I’m not some dinosaur that refuses to embrace technology Because. But what I most definitely am is someone who tries to objectively evaluate the utility of something against what I envision my future needs will be.
I would think the people who froth at the mouth about “If you cant eat it, shoot it, or set fire to it, it’ll be useless after the apocalypse!” will lump bitcoin in there with gold as having no post-collapse utility.
As I see it, gold and silver (and perhaps bitcoin) have utility in the descent from “Times of Plenty” to “Thunderdome”.
Bitcoin does have an interesting use though…as long as there is internet you have a portable, secure, anonymous way to move your wealth. While getting on a plane from Dubai to London with a couple kilos of gold may cause some problems at customs, you can, I suppose, transport that same amount of wealth with nothing but a few passwords in your head.
Do I see a need for bitcoin in my preparations against an uncertain future? I dont think so.
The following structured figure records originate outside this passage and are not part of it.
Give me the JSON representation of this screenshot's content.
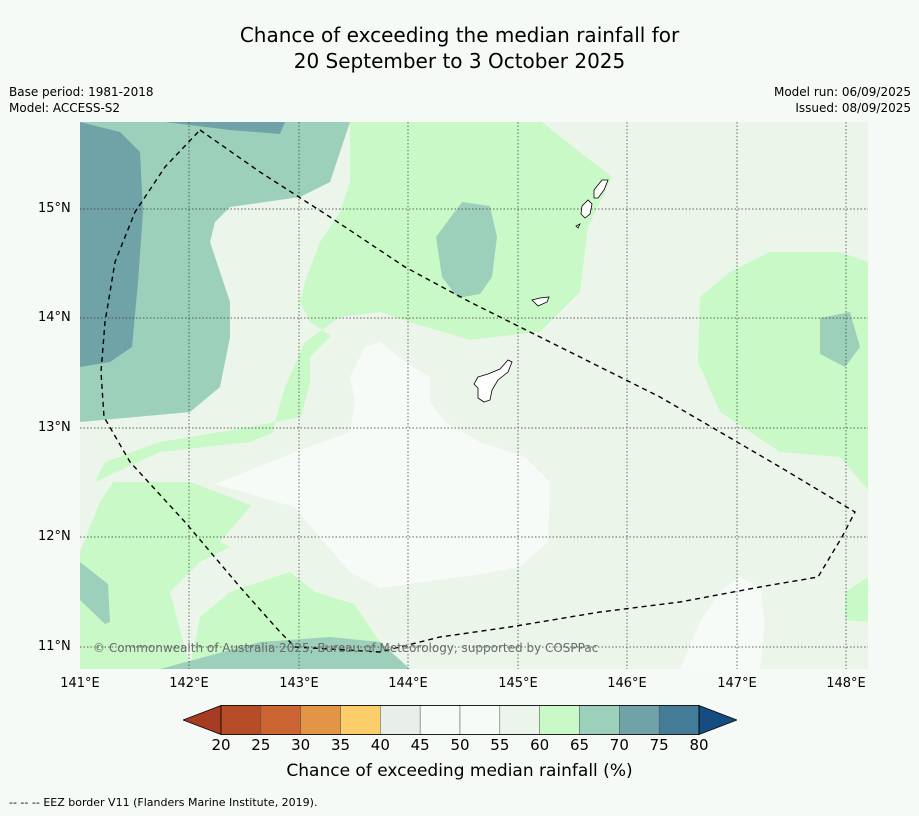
{
  "title_line1": "Chance of exceeding the median rainfall for",
  "title_line2": "20 September to 3 October 2025",
  "base_period": "Base period: 1981-2018",
  "model": "Model: ACCESS-S2",
  "model_run": "Model run: 06/09/2025",
  "issued": "Issued: 08/09/2025",
  "lat_labels": [
    "15°N",
    "14°N",
    "13°N",
    "12°N",
    "11°N"
  ],
  "lon_labels": [
    "141°E",
    "142°E",
    "143°E",
    "144°E",
    "145°E",
    "146°E",
    "147°E",
    "148°E"
  ],
  "copyright": "© Commonwealth of Australia 2025, Bureau of Meteorology, supported by COSPPac",
  "colorbar": {
    "ticks": [
      "20",
      "25",
      "30",
      "35",
      "40",
      "45",
      "50",
      "55",
      "60",
      "65",
      "70",
      "75",
      "80"
    ],
    "colors": [
      "#a63d23",
      "#b54d27",
      "#cc6333",
      "#e39546",
      "#fdcd69",
      "#e9ede7",
      "#f7fbf8",
      "#f5fbf5",
      "#ebf5ea",
      "#caf9c8",
      "#9dd0bb",
      "#6fa3a8",
      "#447c98",
      "#174c80"
    ],
    "label": "Chance of exceeding median rainfall (%)"
  },
  "legend": {
    "eez_symbol": "-- -- --",
    "eez_text": "EEZ border V11 (Flanders Marine Institute, 2019)."
  },
  "map_colors": {
    "base_55_60": "#ebf5ea",
    "band_60_65": "#caf9c8",
    "band_65_70": "#9dd0bb",
    "band_70_75": "#6fa3a8",
    "band_50_55": "#f7fbf8"
  }
}
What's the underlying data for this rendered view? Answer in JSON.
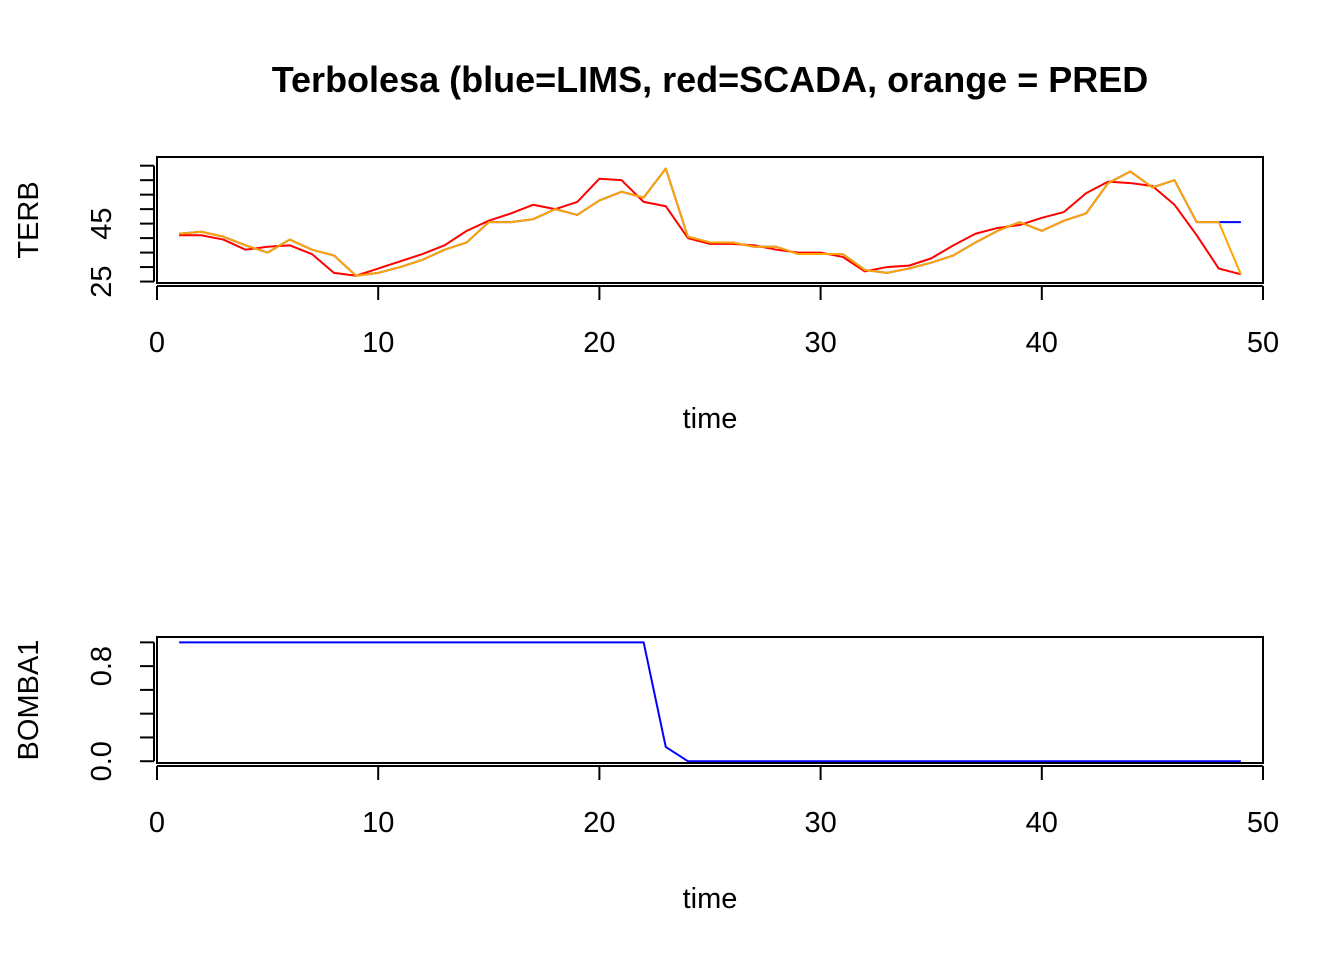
{
  "title": "Terbolesa (blue=LIMS, red=SCADA, orange = PRED",
  "chart_data": [
    {
      "type": "line",
      "xlabel": "time",
      "ylabel": "TERB",
      "xlim": [
        0,
        50
      ],
      "ylim": [
        24.5,
        68
      ],
      "xticks": [
        0,
        10,
        20,
        30,
        40,
        50
      ],
      "yticks": [
        25,
        30,
        35,
        40,
        45,
        50,
        55,
        60,
        65
      ],
      "ytick_labels": [
        {
          "value": 25,
          "label": "25"
        },
        {
          "value": 45,
          "label": "45"
        }
      ],
      "x": [
        1,
        2,
        3,
        4,
        5,
        6,
        7,
        8,
        9,
        10,
        11,
        12,
        13,
        14,
        15,
        16,
        17,
        18,
        19,
        20,
        21,
        22,
        23,
        24,
        25,
        26,
        27,
        28,
        29,
        30,
        31,
        32,
        33,
        34,
        35,
        36,
        37,
        38,
        39,
        40,
        41,
        42,
        43,
        44,
        45,
        46,
        47,
        48,
        49
      ],
      "series": [
        {
          "name": "LIMS",
          "color": "#0000ff",
          "values": [
            41.5,
            42.2,
            40.5,
            37.5,
            35,
            39.5,
            36,
            34,
            27,
            28,
            30,
            32.5,
            36,
            38.5,
            45.5,
            45.5,
            46.5,
            50,
            48,
            53,
            56,
            54,
            64,
            40.5,
            38.5,
            38.5,
            37,
            37,
            34.5,
            34.5,
            34.5,
            29,
            28,
            29.5,
            31.5,
            34,
            38.5,
            42.5,
            45.5,
            42.5,
            46,
            48.5,
            59,
            63,
            57.5,
            60,
            45.5,
            45.5,
            45.5
          ]
        },
        {
          "name": "SCADA",
          "color": "#ff0000",
          "values": [
            41,
            41,
            39.5,
            36,
            37,
            37.5,
            34.5,
            28,
            27,
            29.5,
            32,
            34.5,
            37.5,
            42.5,
            46,
            48.5,
            51.5,
            50,
            52.5,
            60.5,
            60,
            52.5,
            51,
            40,
            38,
            38,
            37.5,
            36,
            35,
            35,
            33.5,
            28.5,
            30,
            30.5,
            33,
            37.5,
            41.5,
            43.5,
            44.5,
            47,
            49,
            55.5,
            59.5,
            59,
            58,
            51.5,
            41,
            29.5,
            27.5
          ]
        },
        {
          "name": "PRED",
          "color": "#ffa500",
          "values": [
            41.5,
            42.2,
            40.5,
            37.5,
            35,
            39.5,
            36,
            34,
            27,
            28,
            30,
            32.5,
            36,
            38.5,
            45.5,
            45.5,
            46.5,
            50,
            48,
            53,
            56,
            54,
            64,
            40.5,
            38.5,
            38.5,
            37,
            37,
            34.5,
            34.5,
            34.5,
            29,
            28,
            29.5,
            31.5,
            34,
            38.5,
            42.5,
            45.5,
            42.5,
            46,
            48.5,
            59,
            63,
            57.5,
            60,
            45.5,
            45.5,
            27.5
          ]
        }
      ]
    },
    {
      "type": "line",
      "xlabel": "time",
      "ylabel": "BOMBA1",
      "xlim": [
        0,
        50
      ],
      "ylim": [
        -0.015,
        1.045
      ],
      "xticks": [
        0,
        10,
        20,
        30,
        40,
        50
      ],
      "yticks": [
        0,
        0.2,
        0.4,
        0.6,
        0.8,
        1.0
      ],
      "ytick_labels": [
        {
          "value": 0,
          "label": "0.0"
        },
        {
          "value": 0.8,
          "label": "0.8"
        }
      ],
      "x": [
        1,
        2,
        3,
        4,
        5,
        6,
        7,
        8,
        9,
        10,
        11,
        12,
        13,
        14,
        15,
        16,
        17,
        18,
        19,
        20,
        21,
        22,
        23,
        24,
        25,
        26,
        27,
        28,
        29,
        30,
        31,
        32,
        33,
        34,
        35,
        36,
        37,
        38,
        39,
        40,
        41,
        42,
        43,
        44,
        45,
        46,
        47,
        48,
        49
      ],
      "series": [
        {
          "name": "BOMBA1",
          "color": "#0000ff",
          "values": [
            1,
            1,
            1,
            1,
            1,
            1,
            1,
            1,
            1,
            1,
            1,
            1,
            1,
            1,
            1,
            1,
            1,
            1,
            1,
            1,
            1,
            1,
            0.12,
            0,
            0,
            0,
            0,
            0,
            0,
            0,
            0,
            0,
            0,
            0,
            0,
            0,
            0,
            0,
            0,
            0,
            0,
            0,
            0,
            0,
            0,
            0,
            0,
            0,
            0
          ]
        }
      ]
    }
  ]
}
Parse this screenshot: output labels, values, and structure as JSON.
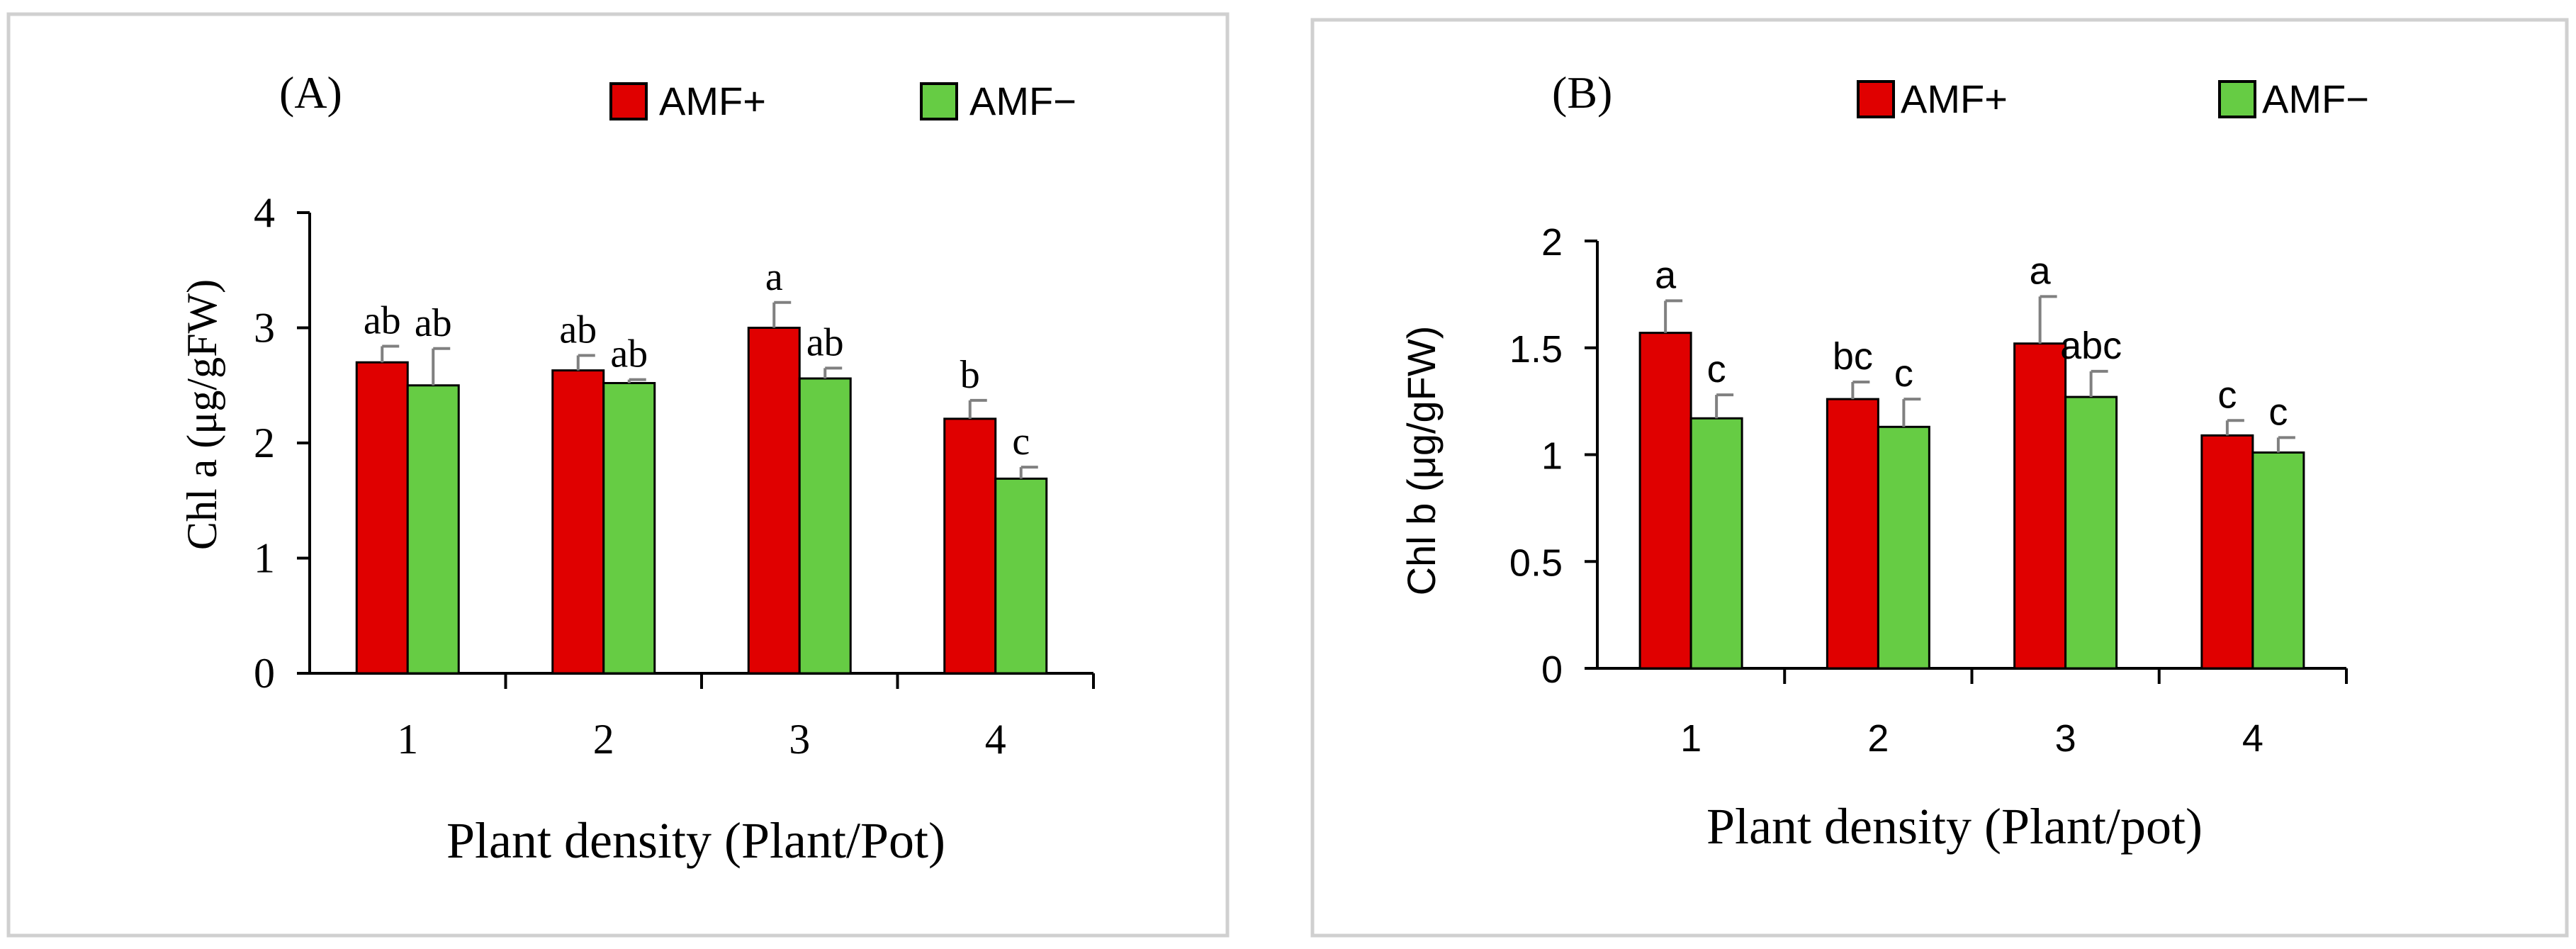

But Im also the first to admit that I am probably terribly underinformed on the subject. However, would I divert resources from other preparations I make towards getting bitcoin into those preparations? I would not. I’m just more comfortable with a mix of cash, metals, and, honestly, paperless handguns, as a method of doing commerce…pre- and post-collapse. (And, really, most of my ideas about a sustained collapse are based on economic issues rather than comets/Xenu/rapture/bird flu/nuclear holocaust.)
However, and this is a big however, it might be prudent to dump a hundred bucks into it and just let it sit there in case it blows up again. Much like how penny stocks are fun to play.